Era uma vez, na França do século XIX, um grupo muito respeitável de homens que decidiu enfrentar uma ameaça inaceitável: o sol. Isso mesmo, o astro-rei, fonte de luz gratuita e imparcial, estava arruinando os negócios dos fabricantes de vela. Diante disso, eles redigiram uma carta ao parlamento — a famosa Petição dos Fabricantes de Velas, de Frédéric Bastiat — pedindo que se impedisse a entrada da luz solar nas casas, tapando janelas, frestas e claraboias. Afinal, como competir com tamanha deslealdade?
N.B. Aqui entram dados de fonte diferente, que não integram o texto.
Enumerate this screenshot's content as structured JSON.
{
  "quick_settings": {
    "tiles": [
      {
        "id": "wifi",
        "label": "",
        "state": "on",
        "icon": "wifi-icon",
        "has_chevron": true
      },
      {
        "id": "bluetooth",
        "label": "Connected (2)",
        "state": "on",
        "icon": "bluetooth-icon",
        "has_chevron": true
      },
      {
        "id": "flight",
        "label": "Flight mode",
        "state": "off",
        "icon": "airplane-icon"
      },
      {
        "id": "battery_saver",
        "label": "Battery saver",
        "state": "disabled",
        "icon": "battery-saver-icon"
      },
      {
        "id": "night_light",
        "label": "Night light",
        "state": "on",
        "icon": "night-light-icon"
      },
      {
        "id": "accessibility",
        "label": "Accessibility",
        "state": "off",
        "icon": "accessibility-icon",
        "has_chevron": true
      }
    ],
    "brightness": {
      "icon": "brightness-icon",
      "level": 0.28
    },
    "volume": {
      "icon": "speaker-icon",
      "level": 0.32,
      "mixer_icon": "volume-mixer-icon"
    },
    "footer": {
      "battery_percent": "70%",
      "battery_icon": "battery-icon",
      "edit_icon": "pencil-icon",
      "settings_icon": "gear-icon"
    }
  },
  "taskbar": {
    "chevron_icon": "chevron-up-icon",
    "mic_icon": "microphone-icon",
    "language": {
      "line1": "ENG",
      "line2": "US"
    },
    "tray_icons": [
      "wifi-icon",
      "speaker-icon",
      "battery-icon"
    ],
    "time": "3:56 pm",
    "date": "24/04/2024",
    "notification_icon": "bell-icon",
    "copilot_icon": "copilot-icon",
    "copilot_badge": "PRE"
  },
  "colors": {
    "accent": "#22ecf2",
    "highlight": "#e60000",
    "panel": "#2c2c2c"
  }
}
Corta para Belém, abril de 2025. Os rodoviários fazem greve. Protestam contra o fim dos cobradores, que serão substituídos por tecnologia de pagamento digital, via aplicativo. A modernização chegou com suas promessas: ônibus mais ágeis, motoristas menos sobrecarregados, passageiros sem a tortura do troco e da fila. Mas há um problema: o progresso, novamente, não pediu licença.
É compreensível o receio de quem vê seu ofício ameaçado. Mas também é inevitável reconhecer que o mundo gira — e com ele, as engrenagens da inovação. Dizer que acabar com o dinheiro vivo no ônibus é um ataque à dignidade do trabalho soa tão lógico quanto exigir que se apague o sol para salvar a indústria das velas.
Sim, é desconfortável mudar. O cocheiro também deve ter se incomodado quando os primeiros automóveis engasgaram pelas ruas de Paris. O datilógrafo tremeu ao ver o primeiro computador. E agora, o cobrador vê um aplicativo e sente que seu tempo talvez tenha passado. Mas não é culpa do aplicativo — é só a história andando pra frente.
Que bom que Belém começa a andar junto com outras cidades que já modernizaram seus sistemas. O papel do Estado é garantir que as pessoas se qualifiquem, se adaptem, não que fiquem presas à função de apertar botões que a tecnologia já aprendeu a apertar sozinha.
Aos que hoje protestam contra o aplicativo, deixo minha solidariedade… e uma vela. Afinal, pode ser que amanhã peçam para apagar os postes da cidade. Pelo bem da tradição, claro.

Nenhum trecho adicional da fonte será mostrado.